FIG. 4.

Neither wild-type nor mutant bacteria trigger a respiratory burst in primary human monocytes and MDM. (A) Superoxide production by resting MDM (Un) or cells stimulated with 200 nM PMA, zymosan (Zymo., MOI of 5:1), LVS, the carB mutant, or formalin-killed LVS (FK-LVS) (each at an MOI of 50:1) was quantified at 30-s intervals over 60 min at 37°C as lucigenin CL. Data indicate the means of the results for triplicate samples from one experiment that is representative of four. (B) NBT staining of MDM demonstrates accumulation of superoxide inside zymosan phagosomes (Zym, black arrows) but not compartments containing LVS or the carB mutant (white arrowheads).

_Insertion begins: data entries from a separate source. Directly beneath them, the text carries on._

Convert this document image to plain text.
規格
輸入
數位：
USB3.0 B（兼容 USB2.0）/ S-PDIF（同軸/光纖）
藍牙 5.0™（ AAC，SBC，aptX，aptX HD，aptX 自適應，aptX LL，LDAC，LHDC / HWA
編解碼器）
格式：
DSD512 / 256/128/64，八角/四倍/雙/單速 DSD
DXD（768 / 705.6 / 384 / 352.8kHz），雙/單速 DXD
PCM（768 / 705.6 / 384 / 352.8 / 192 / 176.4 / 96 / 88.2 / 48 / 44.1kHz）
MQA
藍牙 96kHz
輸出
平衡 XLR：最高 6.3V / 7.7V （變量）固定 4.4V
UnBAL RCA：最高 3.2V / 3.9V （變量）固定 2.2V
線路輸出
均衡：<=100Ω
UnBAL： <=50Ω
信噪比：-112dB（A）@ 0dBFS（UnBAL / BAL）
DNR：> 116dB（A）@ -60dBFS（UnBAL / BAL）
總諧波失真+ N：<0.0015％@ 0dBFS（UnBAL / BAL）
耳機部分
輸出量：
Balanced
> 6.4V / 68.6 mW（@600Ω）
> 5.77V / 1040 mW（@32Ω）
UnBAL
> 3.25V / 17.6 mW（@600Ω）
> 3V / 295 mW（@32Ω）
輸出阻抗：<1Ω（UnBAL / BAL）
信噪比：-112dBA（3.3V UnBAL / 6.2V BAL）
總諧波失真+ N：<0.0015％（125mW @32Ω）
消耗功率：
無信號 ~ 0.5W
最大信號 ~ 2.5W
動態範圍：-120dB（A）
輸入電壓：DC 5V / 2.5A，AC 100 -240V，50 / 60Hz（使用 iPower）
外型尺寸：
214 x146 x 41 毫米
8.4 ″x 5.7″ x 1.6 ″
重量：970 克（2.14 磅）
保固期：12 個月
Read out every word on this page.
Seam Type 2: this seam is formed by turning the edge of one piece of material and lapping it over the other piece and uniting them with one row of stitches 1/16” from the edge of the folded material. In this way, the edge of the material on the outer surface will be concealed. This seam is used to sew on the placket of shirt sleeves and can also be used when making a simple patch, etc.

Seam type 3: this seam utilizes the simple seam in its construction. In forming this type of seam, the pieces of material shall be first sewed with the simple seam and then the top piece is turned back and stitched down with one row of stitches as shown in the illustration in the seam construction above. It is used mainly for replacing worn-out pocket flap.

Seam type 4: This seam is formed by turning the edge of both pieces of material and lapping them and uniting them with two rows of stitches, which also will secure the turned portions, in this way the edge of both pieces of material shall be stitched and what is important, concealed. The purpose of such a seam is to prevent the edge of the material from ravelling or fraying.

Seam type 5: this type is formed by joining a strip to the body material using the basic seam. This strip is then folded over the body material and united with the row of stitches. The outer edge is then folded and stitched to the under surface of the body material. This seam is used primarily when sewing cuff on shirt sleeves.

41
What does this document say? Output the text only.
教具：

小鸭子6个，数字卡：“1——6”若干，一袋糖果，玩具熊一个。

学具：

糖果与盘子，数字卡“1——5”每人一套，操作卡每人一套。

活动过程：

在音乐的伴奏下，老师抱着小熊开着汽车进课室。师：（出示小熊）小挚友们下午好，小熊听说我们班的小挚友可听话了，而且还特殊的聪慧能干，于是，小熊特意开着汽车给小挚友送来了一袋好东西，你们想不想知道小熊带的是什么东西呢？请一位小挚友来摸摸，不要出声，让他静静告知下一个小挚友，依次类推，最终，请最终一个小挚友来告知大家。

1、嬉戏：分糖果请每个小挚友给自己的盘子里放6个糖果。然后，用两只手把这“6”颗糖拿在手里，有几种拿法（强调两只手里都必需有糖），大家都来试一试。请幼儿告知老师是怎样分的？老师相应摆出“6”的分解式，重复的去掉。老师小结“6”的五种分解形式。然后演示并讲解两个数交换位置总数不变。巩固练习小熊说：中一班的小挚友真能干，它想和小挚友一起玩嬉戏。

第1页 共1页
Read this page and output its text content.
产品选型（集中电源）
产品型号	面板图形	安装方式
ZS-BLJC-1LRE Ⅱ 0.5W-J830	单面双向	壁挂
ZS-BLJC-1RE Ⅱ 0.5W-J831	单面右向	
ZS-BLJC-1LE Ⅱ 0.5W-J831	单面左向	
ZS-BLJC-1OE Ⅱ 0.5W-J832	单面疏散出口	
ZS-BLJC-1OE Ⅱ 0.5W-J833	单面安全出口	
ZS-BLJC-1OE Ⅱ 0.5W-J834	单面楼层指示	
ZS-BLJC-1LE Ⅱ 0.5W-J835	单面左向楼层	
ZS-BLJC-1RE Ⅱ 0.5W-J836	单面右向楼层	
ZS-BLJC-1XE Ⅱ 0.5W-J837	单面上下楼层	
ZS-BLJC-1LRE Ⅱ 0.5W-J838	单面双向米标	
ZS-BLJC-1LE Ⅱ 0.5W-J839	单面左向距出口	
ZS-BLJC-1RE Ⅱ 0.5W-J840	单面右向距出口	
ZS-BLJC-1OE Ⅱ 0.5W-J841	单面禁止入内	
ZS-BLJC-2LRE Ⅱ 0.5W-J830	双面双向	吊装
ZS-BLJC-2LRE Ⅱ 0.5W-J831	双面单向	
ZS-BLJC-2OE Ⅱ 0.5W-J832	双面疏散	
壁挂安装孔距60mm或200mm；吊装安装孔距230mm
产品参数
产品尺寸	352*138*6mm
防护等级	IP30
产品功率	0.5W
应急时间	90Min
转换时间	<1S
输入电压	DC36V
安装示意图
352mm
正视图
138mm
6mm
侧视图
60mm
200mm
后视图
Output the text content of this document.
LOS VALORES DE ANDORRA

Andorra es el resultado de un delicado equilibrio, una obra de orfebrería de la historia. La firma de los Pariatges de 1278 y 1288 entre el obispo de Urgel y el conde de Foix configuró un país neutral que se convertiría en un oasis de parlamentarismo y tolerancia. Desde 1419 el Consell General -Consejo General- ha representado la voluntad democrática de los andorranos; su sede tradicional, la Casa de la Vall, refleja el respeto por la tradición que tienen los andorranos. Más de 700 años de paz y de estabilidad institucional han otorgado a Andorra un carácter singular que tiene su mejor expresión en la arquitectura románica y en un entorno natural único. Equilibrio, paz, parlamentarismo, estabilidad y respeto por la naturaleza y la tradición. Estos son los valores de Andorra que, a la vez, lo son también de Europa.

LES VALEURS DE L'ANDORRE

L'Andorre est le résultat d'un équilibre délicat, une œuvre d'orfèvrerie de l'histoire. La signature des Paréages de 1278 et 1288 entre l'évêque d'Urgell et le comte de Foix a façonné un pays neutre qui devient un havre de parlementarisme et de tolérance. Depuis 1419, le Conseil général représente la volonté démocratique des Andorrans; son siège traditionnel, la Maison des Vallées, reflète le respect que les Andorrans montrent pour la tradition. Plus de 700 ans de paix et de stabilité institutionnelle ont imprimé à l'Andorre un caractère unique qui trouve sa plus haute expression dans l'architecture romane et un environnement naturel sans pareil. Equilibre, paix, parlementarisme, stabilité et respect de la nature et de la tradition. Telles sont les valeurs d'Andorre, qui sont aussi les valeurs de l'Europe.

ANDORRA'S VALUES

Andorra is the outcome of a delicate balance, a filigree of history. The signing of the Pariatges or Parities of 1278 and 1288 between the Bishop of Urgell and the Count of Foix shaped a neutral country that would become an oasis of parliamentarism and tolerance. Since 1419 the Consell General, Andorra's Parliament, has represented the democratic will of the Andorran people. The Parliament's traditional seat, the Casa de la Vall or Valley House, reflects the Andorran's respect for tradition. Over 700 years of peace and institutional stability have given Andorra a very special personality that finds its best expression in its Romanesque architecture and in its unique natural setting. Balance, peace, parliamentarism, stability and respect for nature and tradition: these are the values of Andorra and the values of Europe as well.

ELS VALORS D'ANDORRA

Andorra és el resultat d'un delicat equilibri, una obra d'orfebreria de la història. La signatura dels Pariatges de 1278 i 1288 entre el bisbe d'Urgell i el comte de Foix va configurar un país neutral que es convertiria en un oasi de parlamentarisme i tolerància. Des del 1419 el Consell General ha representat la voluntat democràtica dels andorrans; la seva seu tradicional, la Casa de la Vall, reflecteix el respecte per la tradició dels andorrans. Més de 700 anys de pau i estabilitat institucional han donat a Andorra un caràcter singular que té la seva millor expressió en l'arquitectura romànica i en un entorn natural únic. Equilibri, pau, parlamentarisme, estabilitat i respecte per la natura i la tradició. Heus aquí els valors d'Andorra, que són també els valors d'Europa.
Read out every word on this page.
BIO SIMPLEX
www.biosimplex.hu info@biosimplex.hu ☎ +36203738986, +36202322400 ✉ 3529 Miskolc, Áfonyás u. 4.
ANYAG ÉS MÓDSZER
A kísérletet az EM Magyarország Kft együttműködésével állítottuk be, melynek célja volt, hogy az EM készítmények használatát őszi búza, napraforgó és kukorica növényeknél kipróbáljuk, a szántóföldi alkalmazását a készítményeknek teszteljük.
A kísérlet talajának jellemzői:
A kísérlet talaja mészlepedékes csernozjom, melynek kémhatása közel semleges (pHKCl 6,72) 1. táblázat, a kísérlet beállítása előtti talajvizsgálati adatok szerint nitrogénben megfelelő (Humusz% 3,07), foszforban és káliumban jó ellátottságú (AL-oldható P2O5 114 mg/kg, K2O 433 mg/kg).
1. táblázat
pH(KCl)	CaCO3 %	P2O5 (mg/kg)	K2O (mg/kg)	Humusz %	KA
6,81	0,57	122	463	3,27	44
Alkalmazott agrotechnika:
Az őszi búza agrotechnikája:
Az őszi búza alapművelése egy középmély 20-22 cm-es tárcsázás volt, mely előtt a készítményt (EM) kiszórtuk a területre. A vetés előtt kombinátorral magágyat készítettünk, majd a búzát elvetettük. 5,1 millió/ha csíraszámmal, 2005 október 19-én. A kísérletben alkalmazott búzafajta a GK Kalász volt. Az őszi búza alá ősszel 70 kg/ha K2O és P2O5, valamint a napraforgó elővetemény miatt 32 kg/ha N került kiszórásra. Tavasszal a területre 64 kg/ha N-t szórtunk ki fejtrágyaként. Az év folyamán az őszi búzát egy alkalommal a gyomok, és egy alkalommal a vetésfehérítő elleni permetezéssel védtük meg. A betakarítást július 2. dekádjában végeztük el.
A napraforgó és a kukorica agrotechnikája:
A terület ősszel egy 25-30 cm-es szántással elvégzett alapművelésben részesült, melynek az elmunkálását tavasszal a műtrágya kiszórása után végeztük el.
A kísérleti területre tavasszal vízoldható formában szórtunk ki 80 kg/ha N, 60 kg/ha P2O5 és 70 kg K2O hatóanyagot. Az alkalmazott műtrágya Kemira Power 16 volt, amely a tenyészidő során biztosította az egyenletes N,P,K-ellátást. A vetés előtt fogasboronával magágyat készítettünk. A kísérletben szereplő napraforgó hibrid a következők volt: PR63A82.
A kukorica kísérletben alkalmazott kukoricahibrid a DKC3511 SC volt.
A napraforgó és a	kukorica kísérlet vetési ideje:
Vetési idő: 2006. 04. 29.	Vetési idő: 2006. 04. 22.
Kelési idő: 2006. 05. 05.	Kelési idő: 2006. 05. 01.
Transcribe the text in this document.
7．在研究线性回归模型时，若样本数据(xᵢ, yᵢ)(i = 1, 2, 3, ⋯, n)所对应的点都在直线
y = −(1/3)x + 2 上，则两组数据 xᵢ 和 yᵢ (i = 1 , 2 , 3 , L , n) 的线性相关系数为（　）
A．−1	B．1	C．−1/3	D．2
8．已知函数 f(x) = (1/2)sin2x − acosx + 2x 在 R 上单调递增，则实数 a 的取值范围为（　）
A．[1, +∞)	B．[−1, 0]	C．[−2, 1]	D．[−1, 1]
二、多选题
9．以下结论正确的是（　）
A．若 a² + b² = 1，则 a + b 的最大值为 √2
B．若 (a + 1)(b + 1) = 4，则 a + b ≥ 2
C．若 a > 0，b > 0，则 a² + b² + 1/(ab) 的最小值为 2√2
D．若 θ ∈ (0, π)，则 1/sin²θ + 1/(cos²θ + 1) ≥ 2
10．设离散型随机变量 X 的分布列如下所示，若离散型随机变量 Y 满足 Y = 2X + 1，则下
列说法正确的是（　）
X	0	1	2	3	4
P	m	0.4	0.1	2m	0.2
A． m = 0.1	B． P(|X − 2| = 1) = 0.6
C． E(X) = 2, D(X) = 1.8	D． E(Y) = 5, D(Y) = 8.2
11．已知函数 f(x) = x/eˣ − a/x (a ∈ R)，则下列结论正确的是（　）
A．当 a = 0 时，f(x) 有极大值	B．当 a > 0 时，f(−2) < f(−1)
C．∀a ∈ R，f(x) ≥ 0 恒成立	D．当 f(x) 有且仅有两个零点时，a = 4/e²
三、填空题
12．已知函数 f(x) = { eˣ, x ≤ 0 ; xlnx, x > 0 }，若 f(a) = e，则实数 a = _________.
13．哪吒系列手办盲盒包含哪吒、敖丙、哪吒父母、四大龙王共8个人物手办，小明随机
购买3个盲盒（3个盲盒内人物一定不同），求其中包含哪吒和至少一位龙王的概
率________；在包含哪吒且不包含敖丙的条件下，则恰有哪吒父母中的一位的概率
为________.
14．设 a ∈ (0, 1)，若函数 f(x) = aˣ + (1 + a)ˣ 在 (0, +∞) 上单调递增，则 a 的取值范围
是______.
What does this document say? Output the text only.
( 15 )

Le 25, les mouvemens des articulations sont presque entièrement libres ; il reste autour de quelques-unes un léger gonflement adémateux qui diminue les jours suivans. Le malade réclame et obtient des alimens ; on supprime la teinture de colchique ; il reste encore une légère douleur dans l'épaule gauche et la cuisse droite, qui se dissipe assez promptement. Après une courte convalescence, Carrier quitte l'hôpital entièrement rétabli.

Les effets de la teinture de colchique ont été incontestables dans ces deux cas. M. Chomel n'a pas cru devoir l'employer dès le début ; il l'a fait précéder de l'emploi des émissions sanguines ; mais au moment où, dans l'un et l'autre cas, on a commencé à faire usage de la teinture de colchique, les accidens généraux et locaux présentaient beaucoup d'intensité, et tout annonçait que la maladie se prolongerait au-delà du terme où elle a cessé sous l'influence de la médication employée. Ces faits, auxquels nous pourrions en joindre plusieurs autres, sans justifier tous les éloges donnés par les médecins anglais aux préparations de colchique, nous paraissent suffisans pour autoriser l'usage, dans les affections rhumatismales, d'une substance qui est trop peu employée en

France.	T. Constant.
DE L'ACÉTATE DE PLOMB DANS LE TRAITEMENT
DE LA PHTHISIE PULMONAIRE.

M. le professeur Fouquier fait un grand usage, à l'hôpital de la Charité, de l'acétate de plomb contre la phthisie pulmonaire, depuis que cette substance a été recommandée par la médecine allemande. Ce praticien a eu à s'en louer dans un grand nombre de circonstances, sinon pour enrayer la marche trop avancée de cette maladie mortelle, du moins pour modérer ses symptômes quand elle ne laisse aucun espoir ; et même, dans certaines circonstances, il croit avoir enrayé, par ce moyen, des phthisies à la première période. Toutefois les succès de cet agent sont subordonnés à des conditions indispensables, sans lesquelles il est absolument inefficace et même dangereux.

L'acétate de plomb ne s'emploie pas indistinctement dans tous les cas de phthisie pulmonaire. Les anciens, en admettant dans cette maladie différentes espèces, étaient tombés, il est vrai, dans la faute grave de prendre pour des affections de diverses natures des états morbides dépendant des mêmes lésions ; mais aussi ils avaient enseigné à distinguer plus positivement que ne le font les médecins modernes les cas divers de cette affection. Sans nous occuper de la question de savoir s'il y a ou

Data shown are representative of three independent experiments. (C) Confocal sections of MDM stained to show gp91^phox/p22^phox heterodimers in green and LVS in red. Left panel, distribution of gp91^phox/p22^phox in uninfected MDM. Arrows indicate the plasma membrane, and the arrowhead indicates the biosynthetic-secretion pathway. Middle panel, MDM infected with zymosan for 15 min. Arrows indicate phagosomes. Right panel, MDM infected with LVS (red) for 15 min. Arrows indicate LVS phagosomes. (D) Superoxide production by resting monocytes (Un) or cells stimulated with zymosan (Zymo.; MOI, 5:1), LVS, the carA or carB mutant, or the single-iglC mutant (each at an MOI of 50:1) was quantified over 60 min at 37°C as lucigenin CL. Data indicate the means of the results for triplicate samples from one experiment that is representative of four. (E) Same as described for panel D except that monocyte ROS were detected by using luminol. Un, untreated.